It’s been quite awhile since I played the original Dungeon Defenders which, honestly, left a sour taste in my mouth. Though I’m a fan of the tower defense genre, I can’t say that my enjoyment extends to those titles where I’m actively participating in shooting at creeps or bad guys. Games like Sanctum and Orcs Must Die! just never struck a chord with me. Imagine my surprise then when I picked up Dungeon Defenders II and instantly enjoyed it.
The problem with those aforementioned titles is that the twitch-based action detracts too much from overall strategy, where in particular the first Dungeon Defenders ramped up the challenge level far too soon. In that title it almost felt as though the entire responsibility of defending your crystal from attack rested squarely on your character’s shoulders, with the towers merely supporting your efforts. Dungeon Defenders II is the exact opposite of that experience, and is all the better for it.
From the moment you select your character and jump into your first match, it’s clear that with the right towers in place you can fend off almost anything. There are environmental traps such as fire and ice cannons that you can use to bombard enemy troops, but that’s far from necessary. As things progress you can choose to step out from behind the line and assume a more offensive role, but standing back and repairing or upgrading your towers is just as viable an option.

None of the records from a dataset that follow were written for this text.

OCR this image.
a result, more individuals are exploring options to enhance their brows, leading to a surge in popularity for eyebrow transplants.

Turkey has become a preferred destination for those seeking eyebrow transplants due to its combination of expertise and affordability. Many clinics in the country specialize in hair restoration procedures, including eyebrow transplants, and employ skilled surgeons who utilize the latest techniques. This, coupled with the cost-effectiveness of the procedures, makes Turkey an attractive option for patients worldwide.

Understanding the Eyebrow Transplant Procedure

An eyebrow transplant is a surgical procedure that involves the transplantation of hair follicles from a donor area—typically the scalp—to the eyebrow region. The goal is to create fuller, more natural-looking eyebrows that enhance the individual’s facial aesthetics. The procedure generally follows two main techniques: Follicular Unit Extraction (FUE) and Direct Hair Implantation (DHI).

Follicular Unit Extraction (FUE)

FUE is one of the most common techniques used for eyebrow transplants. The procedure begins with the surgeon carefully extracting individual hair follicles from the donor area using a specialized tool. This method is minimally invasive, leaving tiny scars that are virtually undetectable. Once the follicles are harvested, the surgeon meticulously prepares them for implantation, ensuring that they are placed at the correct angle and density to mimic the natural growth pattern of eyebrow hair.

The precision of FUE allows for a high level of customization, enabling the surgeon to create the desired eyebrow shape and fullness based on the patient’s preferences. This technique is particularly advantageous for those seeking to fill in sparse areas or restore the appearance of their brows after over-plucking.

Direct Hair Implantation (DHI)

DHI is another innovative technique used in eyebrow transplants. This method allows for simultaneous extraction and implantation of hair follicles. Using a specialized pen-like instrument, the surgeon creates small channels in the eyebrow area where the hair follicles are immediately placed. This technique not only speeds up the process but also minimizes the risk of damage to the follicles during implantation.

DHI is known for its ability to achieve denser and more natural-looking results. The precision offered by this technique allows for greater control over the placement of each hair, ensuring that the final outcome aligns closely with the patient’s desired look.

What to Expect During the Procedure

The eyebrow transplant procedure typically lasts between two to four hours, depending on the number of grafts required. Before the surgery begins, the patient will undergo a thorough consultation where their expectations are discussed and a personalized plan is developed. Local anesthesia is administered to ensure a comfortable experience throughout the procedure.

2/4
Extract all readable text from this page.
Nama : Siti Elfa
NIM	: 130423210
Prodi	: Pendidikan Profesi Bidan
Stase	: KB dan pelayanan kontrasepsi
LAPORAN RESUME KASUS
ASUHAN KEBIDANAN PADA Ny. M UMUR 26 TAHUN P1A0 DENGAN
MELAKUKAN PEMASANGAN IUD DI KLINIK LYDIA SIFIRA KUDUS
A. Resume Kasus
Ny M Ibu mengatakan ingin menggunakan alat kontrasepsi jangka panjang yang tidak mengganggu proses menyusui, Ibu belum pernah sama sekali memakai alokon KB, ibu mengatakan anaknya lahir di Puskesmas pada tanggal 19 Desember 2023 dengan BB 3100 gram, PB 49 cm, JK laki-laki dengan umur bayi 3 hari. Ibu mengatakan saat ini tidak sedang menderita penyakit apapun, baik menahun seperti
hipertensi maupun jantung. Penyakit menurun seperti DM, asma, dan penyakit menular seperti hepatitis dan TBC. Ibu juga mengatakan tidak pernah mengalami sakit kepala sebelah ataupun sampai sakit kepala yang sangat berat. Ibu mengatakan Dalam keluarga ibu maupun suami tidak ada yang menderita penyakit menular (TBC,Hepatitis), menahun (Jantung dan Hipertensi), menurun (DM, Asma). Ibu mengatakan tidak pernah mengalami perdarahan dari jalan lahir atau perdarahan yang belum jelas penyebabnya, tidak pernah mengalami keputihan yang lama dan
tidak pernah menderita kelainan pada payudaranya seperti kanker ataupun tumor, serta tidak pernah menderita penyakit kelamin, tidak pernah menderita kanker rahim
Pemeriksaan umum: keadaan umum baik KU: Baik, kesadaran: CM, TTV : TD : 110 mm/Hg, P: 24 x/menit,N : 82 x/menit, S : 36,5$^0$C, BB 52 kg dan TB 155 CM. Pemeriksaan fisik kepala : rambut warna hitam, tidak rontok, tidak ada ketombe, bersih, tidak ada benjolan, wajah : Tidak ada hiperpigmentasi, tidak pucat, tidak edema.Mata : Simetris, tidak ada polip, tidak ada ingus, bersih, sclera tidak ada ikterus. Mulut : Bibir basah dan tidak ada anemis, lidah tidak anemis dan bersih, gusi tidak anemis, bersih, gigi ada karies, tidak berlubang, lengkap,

The graphics and controls seem markedly improved as well. The art style still follows a cartoonish route, but this time the color palette is far more vibrant, and moving your character around the battlefield is crisp and precise. In the few hours I spent with the game I saw no bugs or crashes to speak of, which is impressive considering that the title is only in Early Access and has a higher level of polish than most recent Ubisoft releases (seriously Ubi, what happened to you?).
At this point I’d recommend the game wholeheartedly for those fans of the tower defense genre, and in particular for those who like a little more action in their TD games. But considering that the game feels so near completion now, it begs the question of what the developers intend to add over the next year in approaching a retail release. Looking at the blurb on the Steam store page there’s a list of features like local co-op, tavern (the game’s interactive lobby) customizations and boss stages. While those all sound like great additions, curiously it is developer Trendy Entertainment’s intention to ultimately make the game free-to-play, supported by in-game purchases. So that throws a small wrench in the works.
While the game is good enough to warrant a purchase in its current state (and that can be said of woefully few Early Access titles), I have this nagging little voice that says if I didn’t already own the title, I could just wait patiently and eventually get it for free. True, Trendy promises that your purchase price will be converted to in-game currency later so you can buy skins and other customization items that don’t give you advantages against other players (Trendy is adamant about that). So ultimately the choice is up to you: if you’re jonesing for a new tower defense game then Dungeon Defenders II will most assuredly not disappoint. But if you can hold out awhile longer, acquiring the game may be easier on your wallet later.
An Early Access code for Dungeon Defenders II was provided to Pixel Related for this preview.